By David Donald of the Center for Public Integrity and James Politi. Interactive graphic by Caroline Nevitt, Tom Pearson and Martin Stabe.
Automatic US government spending cuts that took effect in March are threatening local economies across the country.
Counties that benefited from high levels of federal spending in recent years and weathered the recession better than the rest of the country could be especially hard-hit, an analysis of so-called “sequestration” by the Financial Times and the Center for Public Integrity has found.
Update, 3 October: The New Mexico county that is home to the Los Alamos National Laboratory, faces the greatest per-capita impact of any county in the United States, at more than $6,000 per person. Areas with military bases, such as Christian county, Kentucky, are also particularly hard hit. Across the 388 counties in the US that have one or more military installation, the sequestration impact per capita is $312. That is nearly twice as high as in the 2,727 counties without a military installation, where the sequestration impact per capita is $171.
Use the interactive graphic below to see how the impact is distributed around the United States and how your county fares.
To examine possible local sequestration effects, the Financial Times and the Center for Public Integrity, a US-based nonprofit investigative news organisation, used county-level data from the US Census Bureau’s “Consolidated Federal Funds Report” for the 2010 fiscal year, the most recent data available. The report breaks down procurement, salaries and wages, grants and other federal spending for all counties (or county equivalents), and captures most, but not all, federal spending at the local level.

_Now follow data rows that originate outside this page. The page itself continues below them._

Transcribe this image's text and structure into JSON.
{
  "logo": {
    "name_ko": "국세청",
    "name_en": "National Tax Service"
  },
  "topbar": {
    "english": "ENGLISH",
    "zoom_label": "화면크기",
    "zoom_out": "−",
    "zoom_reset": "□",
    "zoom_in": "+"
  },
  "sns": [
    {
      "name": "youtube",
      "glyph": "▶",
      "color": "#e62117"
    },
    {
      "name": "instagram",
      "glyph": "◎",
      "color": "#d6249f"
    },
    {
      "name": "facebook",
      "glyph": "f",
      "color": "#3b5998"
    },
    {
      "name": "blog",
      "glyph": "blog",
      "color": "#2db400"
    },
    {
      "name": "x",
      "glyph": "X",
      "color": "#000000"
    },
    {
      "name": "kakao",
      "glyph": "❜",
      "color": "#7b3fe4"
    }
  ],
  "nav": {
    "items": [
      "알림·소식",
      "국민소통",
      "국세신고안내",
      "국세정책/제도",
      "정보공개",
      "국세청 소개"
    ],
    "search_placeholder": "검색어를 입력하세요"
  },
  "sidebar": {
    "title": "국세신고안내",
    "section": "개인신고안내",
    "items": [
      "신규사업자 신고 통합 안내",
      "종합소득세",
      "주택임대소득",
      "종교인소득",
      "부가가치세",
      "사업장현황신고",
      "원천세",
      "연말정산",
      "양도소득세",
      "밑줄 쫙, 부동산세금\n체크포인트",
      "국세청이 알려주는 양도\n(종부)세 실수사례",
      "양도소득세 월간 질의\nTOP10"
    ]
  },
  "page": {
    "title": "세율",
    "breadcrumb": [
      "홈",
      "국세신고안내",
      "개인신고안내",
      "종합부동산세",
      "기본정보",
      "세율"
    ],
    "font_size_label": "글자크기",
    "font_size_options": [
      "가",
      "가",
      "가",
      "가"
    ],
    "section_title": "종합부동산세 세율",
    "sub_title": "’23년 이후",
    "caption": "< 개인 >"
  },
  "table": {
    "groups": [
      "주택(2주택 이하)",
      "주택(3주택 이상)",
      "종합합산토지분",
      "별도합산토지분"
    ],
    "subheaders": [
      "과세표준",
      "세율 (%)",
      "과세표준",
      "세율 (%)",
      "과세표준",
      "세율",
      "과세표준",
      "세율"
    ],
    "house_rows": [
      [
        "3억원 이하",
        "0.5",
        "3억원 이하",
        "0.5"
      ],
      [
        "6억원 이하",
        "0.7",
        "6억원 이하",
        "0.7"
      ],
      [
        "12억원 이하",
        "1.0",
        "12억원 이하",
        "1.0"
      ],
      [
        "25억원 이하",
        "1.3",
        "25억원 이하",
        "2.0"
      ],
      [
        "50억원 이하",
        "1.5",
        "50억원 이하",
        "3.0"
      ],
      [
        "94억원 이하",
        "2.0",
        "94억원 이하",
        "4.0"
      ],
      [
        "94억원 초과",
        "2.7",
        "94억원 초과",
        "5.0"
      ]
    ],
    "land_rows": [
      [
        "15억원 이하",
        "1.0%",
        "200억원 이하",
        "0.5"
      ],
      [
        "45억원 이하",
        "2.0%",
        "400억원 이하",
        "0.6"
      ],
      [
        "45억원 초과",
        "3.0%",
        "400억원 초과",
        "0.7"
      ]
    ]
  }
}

Using this raw data, we ranked counties based on the likely annual per capita impact of a 5 per cent reduction in local federal spending. The rankings assume an equal county-level effect from a 5 percent reduction across all federal spending. In fact, not all programmes were cut by 5 per cent: some suffered bigger reductions, while others were trimmed by less. Some were spared altogether.
Further analysis included a demographic and economic portrait for each county from the five-year estimates in the 2009 and 2011 American Community Survey, the most recent available. July 2013 data for unemployment comes from the Bureau of Labor Statistics.
This ACS and BLS data, along with military installation location data from the US Department of Defense were used to find commonalities among the potentially most affected counties.
Those measures included gender, age, and racial and ethnic demographics and home values, median income, owner-occupied housing, federal employment levels, unemployment, poverty levels and the Gini index for income disparities as economic variables.